At simulation start the grid is randomly seeded (Figure 2c) with a specified number of naïve T-cells indicated as red cells in the simulation. The following steps are iterated for each cell in the simulation: Step 1. It can propagate to any of the 8 adjacent cells if it satisfies movement conditions, namely vacancy at the chosen grid and probability of making a move at that step determined stochastically (Figure 2a and Supplement 2). Step 2: If a naïve cell occupies a position where an activation bead (coupled to anti-CD3 and anti-CD28 antibodies) is present and if certain conditions (probability of conversion at that step beyond a threshold determined stochastically, detailed in Supplement 2) are met, the naïve cell is activated and turns blue in the simulation (Figure 2a).

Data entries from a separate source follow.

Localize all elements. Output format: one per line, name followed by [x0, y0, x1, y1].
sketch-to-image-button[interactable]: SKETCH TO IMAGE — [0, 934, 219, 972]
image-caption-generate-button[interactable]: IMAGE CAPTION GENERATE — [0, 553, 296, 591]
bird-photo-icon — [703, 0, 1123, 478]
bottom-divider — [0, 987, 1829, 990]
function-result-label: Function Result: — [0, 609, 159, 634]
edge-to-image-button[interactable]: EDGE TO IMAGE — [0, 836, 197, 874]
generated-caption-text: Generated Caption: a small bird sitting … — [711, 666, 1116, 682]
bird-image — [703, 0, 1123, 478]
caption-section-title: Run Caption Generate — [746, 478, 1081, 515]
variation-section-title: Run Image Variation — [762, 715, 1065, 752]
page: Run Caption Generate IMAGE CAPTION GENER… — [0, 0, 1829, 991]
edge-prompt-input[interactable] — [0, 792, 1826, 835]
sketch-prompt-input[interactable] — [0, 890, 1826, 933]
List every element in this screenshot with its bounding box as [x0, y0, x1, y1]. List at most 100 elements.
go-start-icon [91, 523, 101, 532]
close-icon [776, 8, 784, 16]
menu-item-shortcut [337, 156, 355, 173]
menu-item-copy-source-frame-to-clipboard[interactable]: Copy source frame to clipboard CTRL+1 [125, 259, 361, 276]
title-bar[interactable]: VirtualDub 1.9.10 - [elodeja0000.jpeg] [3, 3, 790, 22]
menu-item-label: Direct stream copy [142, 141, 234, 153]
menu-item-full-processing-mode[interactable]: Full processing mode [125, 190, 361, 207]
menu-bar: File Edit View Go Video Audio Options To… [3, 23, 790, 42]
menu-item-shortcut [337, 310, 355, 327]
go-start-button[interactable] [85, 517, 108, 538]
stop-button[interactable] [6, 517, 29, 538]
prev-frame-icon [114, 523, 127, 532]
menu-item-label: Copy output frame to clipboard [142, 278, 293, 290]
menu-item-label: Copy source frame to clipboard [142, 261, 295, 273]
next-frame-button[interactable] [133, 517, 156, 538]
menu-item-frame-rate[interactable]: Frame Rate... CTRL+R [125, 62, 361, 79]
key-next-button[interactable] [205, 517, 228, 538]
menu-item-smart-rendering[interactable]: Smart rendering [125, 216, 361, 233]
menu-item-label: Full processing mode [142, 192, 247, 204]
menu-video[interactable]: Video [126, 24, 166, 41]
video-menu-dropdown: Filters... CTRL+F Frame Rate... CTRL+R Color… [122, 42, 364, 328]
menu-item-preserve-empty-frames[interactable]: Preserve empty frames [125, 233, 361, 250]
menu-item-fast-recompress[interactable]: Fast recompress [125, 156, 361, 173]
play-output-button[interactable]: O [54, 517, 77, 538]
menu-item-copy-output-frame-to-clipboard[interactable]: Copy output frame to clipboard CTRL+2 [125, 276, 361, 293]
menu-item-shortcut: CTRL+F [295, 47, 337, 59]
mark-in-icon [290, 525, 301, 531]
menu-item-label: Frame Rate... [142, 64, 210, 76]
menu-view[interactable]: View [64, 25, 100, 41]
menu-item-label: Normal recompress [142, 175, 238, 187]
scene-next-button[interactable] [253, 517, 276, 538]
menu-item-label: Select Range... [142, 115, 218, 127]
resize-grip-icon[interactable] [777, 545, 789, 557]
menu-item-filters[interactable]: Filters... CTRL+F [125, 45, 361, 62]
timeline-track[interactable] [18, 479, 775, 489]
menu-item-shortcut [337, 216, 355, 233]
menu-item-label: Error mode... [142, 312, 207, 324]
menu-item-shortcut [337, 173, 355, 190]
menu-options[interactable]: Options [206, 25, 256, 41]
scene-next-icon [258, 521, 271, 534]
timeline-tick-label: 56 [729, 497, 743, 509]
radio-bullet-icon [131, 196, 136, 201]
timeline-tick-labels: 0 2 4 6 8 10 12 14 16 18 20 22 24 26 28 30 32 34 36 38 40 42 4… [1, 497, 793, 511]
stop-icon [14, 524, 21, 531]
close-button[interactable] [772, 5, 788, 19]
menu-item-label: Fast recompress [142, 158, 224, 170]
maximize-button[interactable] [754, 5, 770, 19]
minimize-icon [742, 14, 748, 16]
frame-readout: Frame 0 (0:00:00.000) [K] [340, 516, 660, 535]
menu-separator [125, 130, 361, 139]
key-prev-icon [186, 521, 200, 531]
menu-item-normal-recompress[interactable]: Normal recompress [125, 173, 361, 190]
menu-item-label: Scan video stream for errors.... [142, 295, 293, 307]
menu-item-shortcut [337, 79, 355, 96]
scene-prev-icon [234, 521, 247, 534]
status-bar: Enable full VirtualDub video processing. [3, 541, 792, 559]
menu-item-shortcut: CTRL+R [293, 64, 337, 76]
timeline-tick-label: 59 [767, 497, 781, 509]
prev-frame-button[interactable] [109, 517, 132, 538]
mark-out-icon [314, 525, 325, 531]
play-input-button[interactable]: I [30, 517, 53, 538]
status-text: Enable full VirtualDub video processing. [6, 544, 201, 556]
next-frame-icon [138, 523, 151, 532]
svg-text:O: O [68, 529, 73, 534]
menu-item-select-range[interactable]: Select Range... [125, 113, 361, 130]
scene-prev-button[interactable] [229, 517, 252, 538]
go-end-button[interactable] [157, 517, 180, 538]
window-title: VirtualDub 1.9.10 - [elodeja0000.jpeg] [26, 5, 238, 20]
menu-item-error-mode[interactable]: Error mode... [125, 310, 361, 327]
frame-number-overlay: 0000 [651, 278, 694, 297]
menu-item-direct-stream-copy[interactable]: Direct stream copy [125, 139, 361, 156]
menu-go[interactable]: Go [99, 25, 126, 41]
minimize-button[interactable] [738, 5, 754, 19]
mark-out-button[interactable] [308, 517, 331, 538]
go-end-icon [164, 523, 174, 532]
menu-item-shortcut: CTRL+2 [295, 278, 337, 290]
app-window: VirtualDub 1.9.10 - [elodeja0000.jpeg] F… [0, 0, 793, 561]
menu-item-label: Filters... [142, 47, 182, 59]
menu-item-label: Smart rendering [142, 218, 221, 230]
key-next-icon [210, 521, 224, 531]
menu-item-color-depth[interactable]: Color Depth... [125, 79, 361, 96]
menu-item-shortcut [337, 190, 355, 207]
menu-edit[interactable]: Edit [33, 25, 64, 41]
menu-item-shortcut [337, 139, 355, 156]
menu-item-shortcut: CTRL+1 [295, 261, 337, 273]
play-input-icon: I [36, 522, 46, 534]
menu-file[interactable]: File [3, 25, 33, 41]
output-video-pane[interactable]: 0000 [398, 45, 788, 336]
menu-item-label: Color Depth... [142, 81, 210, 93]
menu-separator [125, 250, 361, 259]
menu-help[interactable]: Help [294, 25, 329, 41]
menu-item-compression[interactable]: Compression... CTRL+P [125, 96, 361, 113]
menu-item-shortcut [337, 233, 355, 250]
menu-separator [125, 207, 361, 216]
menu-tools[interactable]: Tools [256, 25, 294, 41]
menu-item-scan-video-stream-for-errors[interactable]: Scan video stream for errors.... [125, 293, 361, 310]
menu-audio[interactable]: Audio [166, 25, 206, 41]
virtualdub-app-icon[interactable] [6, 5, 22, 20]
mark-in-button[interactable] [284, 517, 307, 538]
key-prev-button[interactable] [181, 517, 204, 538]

Step 3:If an already activated cell gets in a position where there is a bead, it gets exhausted depending on the value of the specified exhaustion rate (Figure 2a). Step 4: At each time step each activated cell gets exhausted as per natural, transient exhaustion rate which is (\(\ \frac{\text{natural\ exhaustion\ }}{\text{total\ timesteps}}\ \)) times smaller compared to accelerated exhaustion caused by over exposure and stimulation caused by beads (see Table 1 Units and Figure 2b).